We’re outside just such a villa as Mozart’s busy overture strikes up but it’s not until the Count and Countess Almaviva roll up in their red Bugatti that we know for certain that director Michael Grandage has fast-forwarded a couple of centuries and that this is most definitely not an 18th century Figaro.

But hang on a minute - doesn’t the key plot device have something and everything to do with the Count’s “Feudal Rights”? Is Grandage proposing that we buy into the idea that the Count has somehow hung on to this the ultimate class-defining act of chauvinism for a couple of centuries? Or is it now just a label of convenience for those like the Count who can? If wealth alone defined class then Grandage and his designer Christopher Oram would be right on the money, so to speak, because this Moorish villa with all its mosaics and fine carvings is spectacular and then some, each prospect, each room, progressively grander.
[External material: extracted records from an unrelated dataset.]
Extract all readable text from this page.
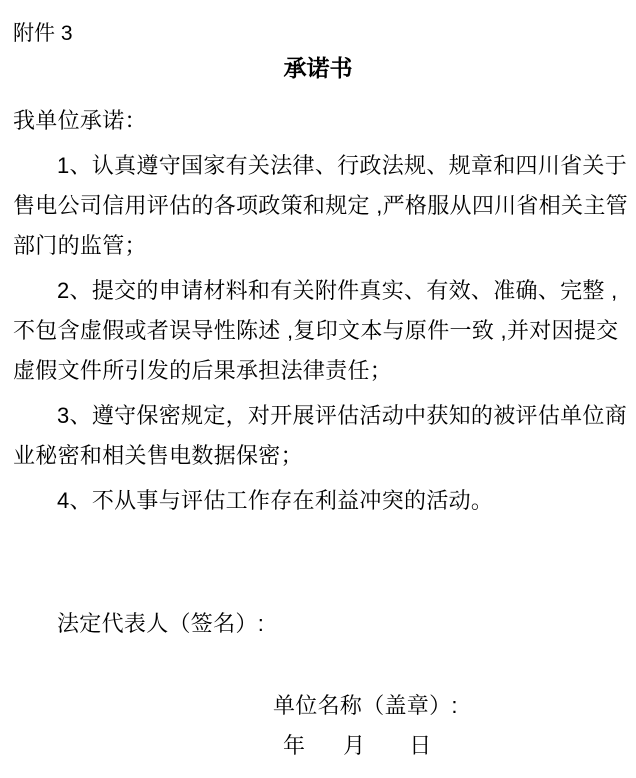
附件 3
承诺书
我单位承诺：
1、认真遵守国家有关法律、行政法规、规章和四川省关于
售电公司信用评估的各项政策和规定 ,严格服从四川省相关主管
部门的监管；
2、提交的申请材料和有关附件真实、有效、准确、完整 ,
不包含虚假或者误导性陈述 ,复印文本与原件一致 ,并对因提交
虚假文件所引发的后果承担法律责任；
3、遵守保密规定，对开展评估活动中获知的被评估单位商
业秘密和相关售电数据保密；
4、不从事与评估工作存在利益冲突的活动。
法定代表人（签名）:
单位名称（盖章）:
年 月 日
So it looks great and for the most part sounds great with some delectable work from the Orchestra of the Age of Enlightenment under Glyndebourne’s music director in waiting, Robin Ticciati, and a cast of some undeniable vocal distinction. But something is missing here, something easy to recognise but harder to define: pace. Certainly (the great second act finale seriously lacks momentum), but more importantly a deftness of touch relying less on over-earnest pointing and more on an effortless sense of style. For all Grandage’s “truthfulness” a heaviness pervades.

I totally buy into Audun Iversen’s strenuously randy Count and his puppy dog remorse but far from dominating the proceedings Vito Priante’s lithe silky-haired Figaro feels oddly “incidental”. Not so any of the women. Lydia Teuscher’s delightful Susanna finds real vocal kinship (not least in their ravishing third act duet) with Sally Matthews’ classy Countess - lovely singing but somewhat occluded words in the arias. Isabel Leonard’s spirited Cherubino (a kind of cross-gender Sporty Spice) hits the spot and the double act of Ann Murray’s bird-like Marcellina and Andrew Shore’s explosive Bartolo is treasurable.

Odd to see the wedding party “twisting” to period instruments. But that’s opera for you.